Tyrion

Ze dineerden alleen, zoals zo vaak.

‘De erwten zijn te gaar,’ zei zijn echtgenote op een bepaald moment voorzichtig.

‘Geeft niet,’ zei hij. ‘De schapenbout ook.’

Het was een grapje, maar Sansa vatte het als kritiek op. ‘Het spijt me, heer.’

‘Waarom? Een van de koks zou spijt moeten hebben, niet jij. De erwten zijn jouw afdeling niet, Sansa.’

‘Het… het spijt me dat het mijn heer-gemaal mishaagt.’
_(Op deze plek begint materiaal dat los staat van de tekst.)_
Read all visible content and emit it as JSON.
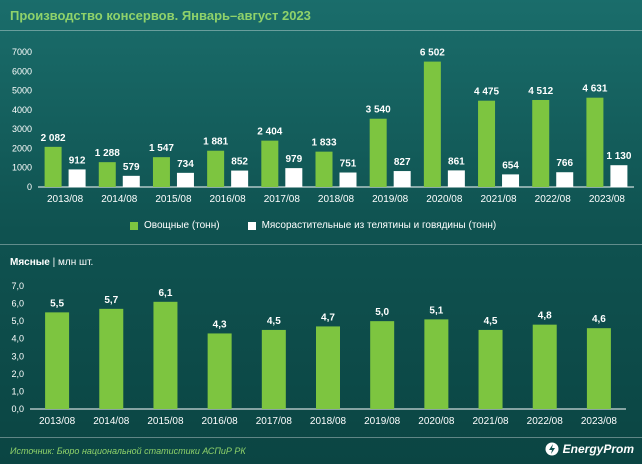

‘Als er al iets is dat me mishaagt, dan heeft dat niets met erwten te maken. Ik heb Joffry en mijn zuster om me te mishagen, en mijn heer vader, en die driehonderd verdomde Dorners.’ Hij had prins Oberyn en zijn edelen in een hoekfort met uitzicht op de stad ondergebracht, zo ver van de Tyrels vandaan als maar mogelijk was zonder ze helemaal uit de Rode Burcht te bannen. Dat was lang niet ver genoeg. Er was al een vechtpartij geweest in een kroeg in de Vlooienzak waarbij een wapenknecht van Tyrel was omgekomen en twee van heer Gargalen zich ernstig hadden verbrand, en een onaangename botsing op het binnenhof toen het verschrompelde mensje dat Hamer Tyrels moeder was Ellaria Zand voor ‘de hoer van dat serpent’ had uitgemaakt. Telkens als hij Oberyn Martel tegenkwam, vroeg de prins hem wanneer er nu eens gerechtigheid zou geschieden. Te gare erwten waren wel de minste van Tyrions zorgen, maar hij zag er de zin niet van in om zijn jeugdige echtgenote met dergelijke dingen te belasten. Sansa had toch al genoeg ellende te verduren.
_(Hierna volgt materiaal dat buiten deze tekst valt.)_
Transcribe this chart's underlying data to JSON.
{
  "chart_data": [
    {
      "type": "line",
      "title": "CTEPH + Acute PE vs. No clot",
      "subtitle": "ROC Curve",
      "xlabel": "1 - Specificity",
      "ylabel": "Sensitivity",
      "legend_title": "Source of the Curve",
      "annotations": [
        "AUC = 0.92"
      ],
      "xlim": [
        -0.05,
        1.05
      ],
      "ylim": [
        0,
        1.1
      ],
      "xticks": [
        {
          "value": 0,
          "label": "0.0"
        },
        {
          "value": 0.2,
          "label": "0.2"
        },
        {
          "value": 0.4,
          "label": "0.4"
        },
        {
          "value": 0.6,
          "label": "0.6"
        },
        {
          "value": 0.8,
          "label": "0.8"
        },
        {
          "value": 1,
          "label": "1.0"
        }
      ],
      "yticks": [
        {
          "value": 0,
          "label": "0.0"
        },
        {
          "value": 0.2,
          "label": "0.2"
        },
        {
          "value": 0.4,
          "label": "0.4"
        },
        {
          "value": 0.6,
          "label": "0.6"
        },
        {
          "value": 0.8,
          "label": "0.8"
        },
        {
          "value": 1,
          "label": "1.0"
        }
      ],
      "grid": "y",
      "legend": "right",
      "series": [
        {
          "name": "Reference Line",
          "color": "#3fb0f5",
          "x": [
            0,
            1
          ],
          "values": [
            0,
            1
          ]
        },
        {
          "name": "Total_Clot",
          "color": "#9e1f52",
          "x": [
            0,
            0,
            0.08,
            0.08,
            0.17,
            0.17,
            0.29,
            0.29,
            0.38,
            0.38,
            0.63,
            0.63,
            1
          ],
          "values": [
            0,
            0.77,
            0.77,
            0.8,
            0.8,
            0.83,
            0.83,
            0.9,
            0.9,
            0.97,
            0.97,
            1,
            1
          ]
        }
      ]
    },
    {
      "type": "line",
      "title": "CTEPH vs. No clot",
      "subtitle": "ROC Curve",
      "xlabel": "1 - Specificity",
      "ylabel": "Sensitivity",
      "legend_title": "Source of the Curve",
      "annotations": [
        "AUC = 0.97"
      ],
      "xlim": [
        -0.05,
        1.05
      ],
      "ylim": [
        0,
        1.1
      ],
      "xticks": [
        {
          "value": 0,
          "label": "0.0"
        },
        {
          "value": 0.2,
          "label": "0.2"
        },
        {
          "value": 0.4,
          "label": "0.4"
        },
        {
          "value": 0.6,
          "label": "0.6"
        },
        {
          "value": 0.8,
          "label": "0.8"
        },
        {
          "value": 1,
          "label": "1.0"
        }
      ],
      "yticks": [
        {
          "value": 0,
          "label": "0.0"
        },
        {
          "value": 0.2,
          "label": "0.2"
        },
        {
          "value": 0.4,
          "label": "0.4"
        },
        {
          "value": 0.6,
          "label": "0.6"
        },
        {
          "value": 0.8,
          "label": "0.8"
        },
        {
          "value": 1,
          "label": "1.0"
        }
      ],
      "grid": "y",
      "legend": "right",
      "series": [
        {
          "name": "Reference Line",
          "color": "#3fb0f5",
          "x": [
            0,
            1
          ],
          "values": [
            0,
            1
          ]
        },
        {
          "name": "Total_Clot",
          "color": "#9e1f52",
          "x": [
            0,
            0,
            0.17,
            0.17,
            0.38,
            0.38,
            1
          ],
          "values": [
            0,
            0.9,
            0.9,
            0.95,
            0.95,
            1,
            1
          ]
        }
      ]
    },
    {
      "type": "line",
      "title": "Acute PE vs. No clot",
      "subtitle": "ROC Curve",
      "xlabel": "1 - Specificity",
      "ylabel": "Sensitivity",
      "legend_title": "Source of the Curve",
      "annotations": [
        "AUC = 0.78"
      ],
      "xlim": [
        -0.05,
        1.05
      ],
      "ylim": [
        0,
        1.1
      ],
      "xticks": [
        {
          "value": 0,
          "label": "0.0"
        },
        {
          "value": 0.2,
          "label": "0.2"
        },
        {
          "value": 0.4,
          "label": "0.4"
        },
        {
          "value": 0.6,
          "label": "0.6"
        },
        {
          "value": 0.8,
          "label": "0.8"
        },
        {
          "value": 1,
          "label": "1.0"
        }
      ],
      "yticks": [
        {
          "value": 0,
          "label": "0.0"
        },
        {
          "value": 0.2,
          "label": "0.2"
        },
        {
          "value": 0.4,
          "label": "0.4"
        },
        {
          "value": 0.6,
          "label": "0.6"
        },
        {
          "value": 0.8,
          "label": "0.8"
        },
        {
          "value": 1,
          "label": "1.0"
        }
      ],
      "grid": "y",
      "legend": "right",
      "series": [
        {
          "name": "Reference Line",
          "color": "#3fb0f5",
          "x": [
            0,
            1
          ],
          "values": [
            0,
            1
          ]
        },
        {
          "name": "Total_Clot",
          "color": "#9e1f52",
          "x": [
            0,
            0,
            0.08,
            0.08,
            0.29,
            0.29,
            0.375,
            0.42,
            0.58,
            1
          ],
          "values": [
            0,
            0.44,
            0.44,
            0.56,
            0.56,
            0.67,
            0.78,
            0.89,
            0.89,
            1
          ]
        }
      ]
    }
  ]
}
‘De erwten kunnen ermee door,’ zei hij kortaf tegen haar. ‘Ze zijn groen en rond, en wat valt er van erwten nog meer te verlangen? Hier, ik neem nog een portie, als het mijn vrouwe behaagt.’

Hij wenkte, en Podderik Peyn lepelde zoveel erwten op zijn bord dat Tyrion zijn schaap uit het oog verloor. Dat was niet slim, zei hij bij zichzelf. Nu moet ik ze allemaal opeten, of ze gaat weer spijt krijgen.
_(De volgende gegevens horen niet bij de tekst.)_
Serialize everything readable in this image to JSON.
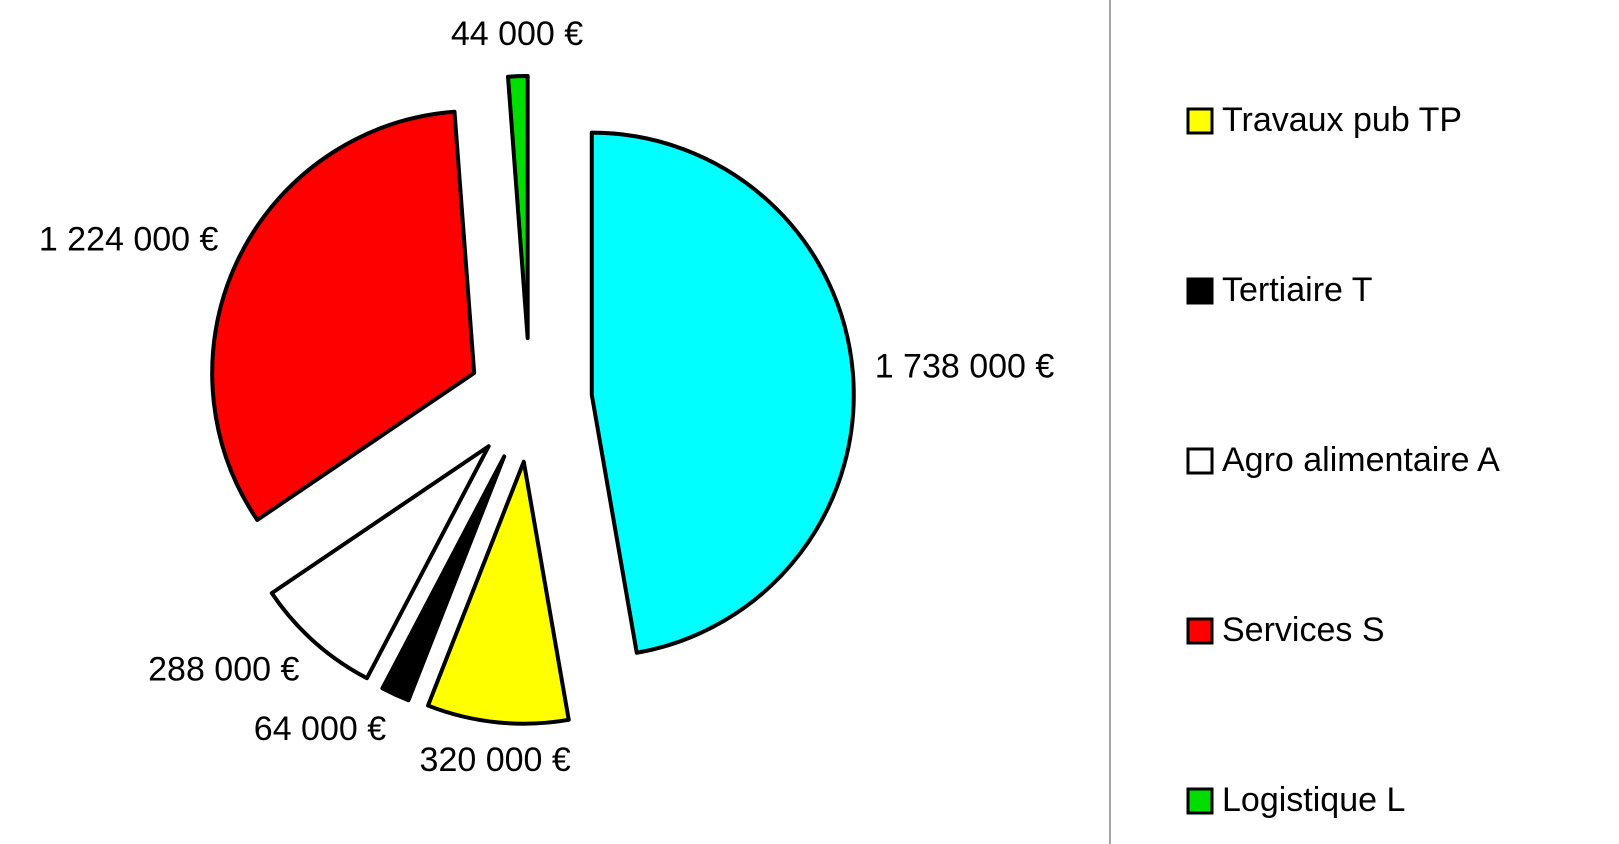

Het avondmaal eindigde, als zo vele daarvoor, onder gedwongen stilzwijgen. Naderhand, toen Pod de bekers en borden afruimde, vroeg Sansa Tyrion verlof om het godenwoud te bezoeken.

‘Zoals je wilt.’ Hij was gewend geraakt aan de avondgebeden van zijn vrouw. Ze bad ook in de koninklijke sept, en stak vaak kaarsen aan voor de Moeder, de Maagd en de Oude Vrouw. Tyrion vond al die vroomheid eerlijk gezegd overdreven, maar als hij in haar schoenen zou staan, zou hij misschien ook de hulp van de goden willen. ‘Ik beken dat ik weinig van de oude goden afweet,’ zei hij in een poging om vriendelijk te zijn. ‘Misschien moet je me er eens wat over vertellen. Ik zou zelfs mee kunnen gaan.’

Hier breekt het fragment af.